I built a webhook inspector because tunnel logs are a bad source of truth

Provider callbacks look simple until they fail at the worst possible time.

You get a payment callback, delivery update, message event, or integration ping. Then something does not line up. The signature is wrong, the body was transformed, the provider retried, the local tunnel dropped, or someone asks, "Can we replay the exact event?"

If the answer is "let me scroll through terminal logs," the debugging loop is already broken. You end up guessing at what actually arrived.

The tool

The Webhook Relay and Inspector is a FastAPI ingress with a React inspector UI.

It receives provider-style callbacks, keeps the raw body for verification and replay, checks HMAC signatures when configured, stores the event, broadcasts it to the UI over WebSockets, and can forward matching events to downstream targets with bounded retries.
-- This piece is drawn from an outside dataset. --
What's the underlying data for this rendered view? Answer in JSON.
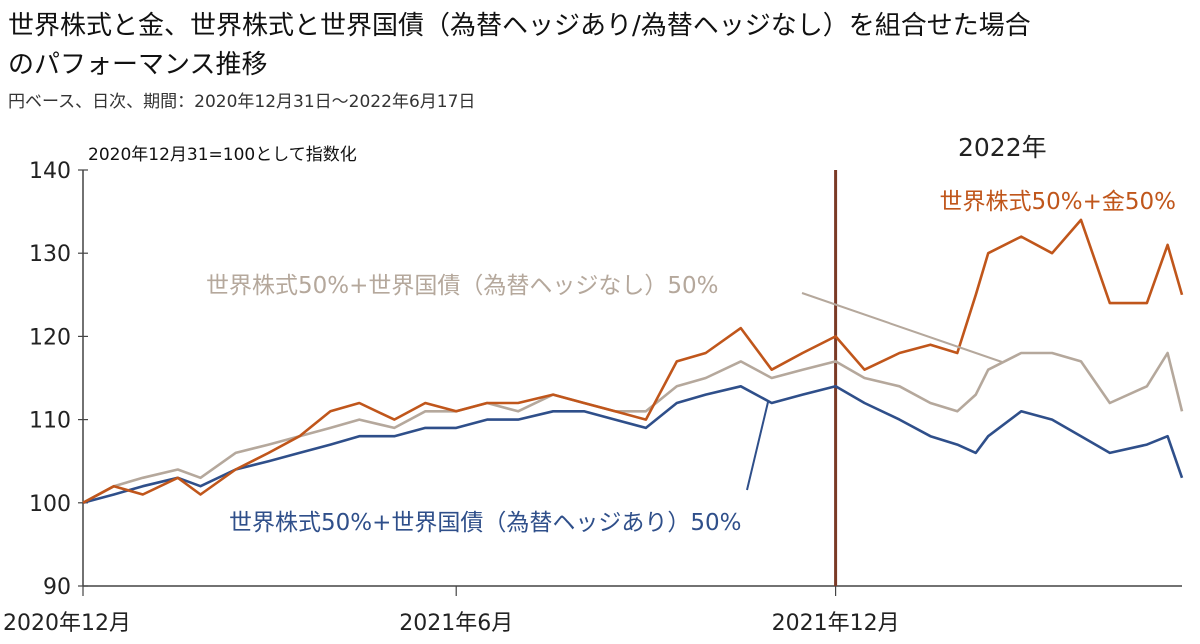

The goal was not to build a giant integration platform. The goal was to make the operational loop visible:

what arrived
whether it was verified
which headers came with it
whether it matched a forwarding rule
whether forwarding succeeded
whether the exact event can be replayed

Why raw bytes matter

One easy mistake is parsing the JSON first and verifying later.

That breaks the trust model for many providers. Signatures are typically calculated over the original request body, not the pretty version your framework gives you after parsing. Parse first, verify second, and you can get a signature match failure even on a valid event — or worse, you miss a tampered one.

The service keeps the raw payload path explicit. Verification happens close to ingress. The parsed body is useful for search and display, but it is not the source of truth for signature checks.

What I was actually solving

This started as tooling for my own provider integration work. The number of times I have had to reconstruct "what actually arrived" from partial logs convinced me that the right answer is to capture everything at the edge and make it queryable.